Let us see the maximum time cycle of each unit

In [None]:
cnt_train = train[["unit_ID", "cycles"]].groupby("unit_ID").max().sort_values(by="cycles", ascending=False)
cnt_ind = [str(i) for i in cnt_train.index.to_list()]
cnt_val = list(cnt_train.cycles.values)

plt.style.use("seaborn")
plt.figure(figsize=(12, 30))
sns.barplot(x=list(cnt_val), y=list(cnt_ind), palette='magma')
plt.xlabel('Number of Cycles')
plt.ylabel('Engine Id')
plt.title('Number of Cycles for Engines', fontweight='bold', fontsize=24, pad=15)

plt.show()

In [None]:
plt.figure(figsize=(18, 9))
subset_stats = data_train.agg(['mean', 'std']).T[2:]
ax = sns.barplot(x=subset_stats.index, y="std", data=subset_stats, palette='magma')
ax.set_xticklabels(ax.get_xticklabels(), rotation=45, ha="right")
ax.set_xlabel("Sensor")
ax.set_ylabel("Standard Deviation")
ax.set_title("Standard Deviation of Each Column", fontweight='bold', fontsize=24, pad=15)

for p in ax.patches:
    ax.annotate(str(round(p.get_height(),3)), (p.get_x() * 1.005, p.get_height() * 1.005))

plt.show()

NC with a standard deviation of 22.083, suggests that the values of this variable are quite spread out from the mean.

In [None]:
train.drop(columns=['Nf_dmd','PCNfR_dmd','P2','T2','setting_3','farB','epr'],inplace=True) 

In [None]:
sns.heatmap(train.corr(),annot=True,cmap='Blues',linewidths=0.2)
fig=plt.gcf()
fig.set_size_inches(20,20)
plt.show()

Takes datalength and earlyrul as input and creates target RUL.

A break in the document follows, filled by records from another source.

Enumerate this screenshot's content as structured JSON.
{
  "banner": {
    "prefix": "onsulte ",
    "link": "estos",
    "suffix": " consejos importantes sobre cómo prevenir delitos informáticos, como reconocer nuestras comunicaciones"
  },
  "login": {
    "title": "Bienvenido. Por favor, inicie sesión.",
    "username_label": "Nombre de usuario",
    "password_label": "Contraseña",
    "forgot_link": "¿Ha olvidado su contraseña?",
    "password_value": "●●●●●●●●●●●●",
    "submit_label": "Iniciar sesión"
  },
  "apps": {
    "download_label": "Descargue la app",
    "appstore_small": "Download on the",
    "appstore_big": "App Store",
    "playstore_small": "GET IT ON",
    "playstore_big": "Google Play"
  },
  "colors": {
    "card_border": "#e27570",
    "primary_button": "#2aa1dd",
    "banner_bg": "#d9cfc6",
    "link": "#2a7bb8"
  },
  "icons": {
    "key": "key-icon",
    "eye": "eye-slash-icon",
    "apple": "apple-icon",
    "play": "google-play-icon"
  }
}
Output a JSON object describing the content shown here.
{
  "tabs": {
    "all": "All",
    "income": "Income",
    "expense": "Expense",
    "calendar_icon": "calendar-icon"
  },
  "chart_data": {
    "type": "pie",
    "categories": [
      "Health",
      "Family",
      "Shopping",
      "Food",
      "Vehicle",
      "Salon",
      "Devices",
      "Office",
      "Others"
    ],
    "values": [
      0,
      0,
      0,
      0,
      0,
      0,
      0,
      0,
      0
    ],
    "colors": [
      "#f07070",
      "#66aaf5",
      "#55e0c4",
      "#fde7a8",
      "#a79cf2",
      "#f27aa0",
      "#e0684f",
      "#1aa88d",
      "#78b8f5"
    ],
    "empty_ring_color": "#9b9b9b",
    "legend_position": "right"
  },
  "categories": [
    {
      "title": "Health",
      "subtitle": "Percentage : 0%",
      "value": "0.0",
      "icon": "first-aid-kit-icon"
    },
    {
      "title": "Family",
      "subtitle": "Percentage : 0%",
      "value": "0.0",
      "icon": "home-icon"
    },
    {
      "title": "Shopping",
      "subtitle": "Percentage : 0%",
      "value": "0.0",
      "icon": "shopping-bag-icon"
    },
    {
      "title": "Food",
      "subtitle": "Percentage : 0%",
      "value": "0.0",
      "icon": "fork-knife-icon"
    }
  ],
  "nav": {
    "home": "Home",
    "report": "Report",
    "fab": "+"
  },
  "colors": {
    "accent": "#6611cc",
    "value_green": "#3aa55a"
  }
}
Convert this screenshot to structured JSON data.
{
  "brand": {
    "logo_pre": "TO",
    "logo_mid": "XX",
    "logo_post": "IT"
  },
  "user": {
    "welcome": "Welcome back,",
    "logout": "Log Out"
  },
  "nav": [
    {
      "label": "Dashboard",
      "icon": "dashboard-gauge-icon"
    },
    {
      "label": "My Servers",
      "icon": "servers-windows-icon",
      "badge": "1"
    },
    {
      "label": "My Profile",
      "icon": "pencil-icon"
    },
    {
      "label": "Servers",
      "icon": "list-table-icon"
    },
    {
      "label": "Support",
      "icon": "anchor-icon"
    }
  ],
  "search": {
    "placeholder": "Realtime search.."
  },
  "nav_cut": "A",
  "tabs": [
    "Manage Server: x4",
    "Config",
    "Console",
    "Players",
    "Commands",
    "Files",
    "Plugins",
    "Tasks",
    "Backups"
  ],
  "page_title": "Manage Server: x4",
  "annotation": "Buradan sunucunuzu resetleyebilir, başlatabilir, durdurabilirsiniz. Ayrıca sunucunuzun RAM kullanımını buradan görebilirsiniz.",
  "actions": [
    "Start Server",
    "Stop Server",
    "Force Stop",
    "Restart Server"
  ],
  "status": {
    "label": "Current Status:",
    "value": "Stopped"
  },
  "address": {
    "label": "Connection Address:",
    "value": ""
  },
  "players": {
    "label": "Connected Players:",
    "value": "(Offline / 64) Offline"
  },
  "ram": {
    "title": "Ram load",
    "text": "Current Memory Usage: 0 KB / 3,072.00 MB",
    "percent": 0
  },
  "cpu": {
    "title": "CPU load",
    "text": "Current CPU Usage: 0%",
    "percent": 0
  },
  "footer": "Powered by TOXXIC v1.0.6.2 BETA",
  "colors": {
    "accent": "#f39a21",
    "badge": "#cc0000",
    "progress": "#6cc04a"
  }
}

This function takes in two arguments, data_length and early_rul. It returns an array that represents the remaining useful life (RUL) for each cycle in the input data. If the early_rul_duration is less than or equal to 0, then the target variable is a reversed range of data_length-1 to 0.

In [None]:
def process_targets(data_length, early_rul = None):
    if early_rul == None:
        return np.arange(data_length-1, -1, -1)
    else:
        early_rul_duration = data_length - early_rul
        if early_rul_duration <= 0:
            return np.arange(data_length-1, -1, -1)
        else:
            return np.append(early_rul*np.ones(shape = (early_rul_duration,)), np.arange(early_rul-1, -1, -1))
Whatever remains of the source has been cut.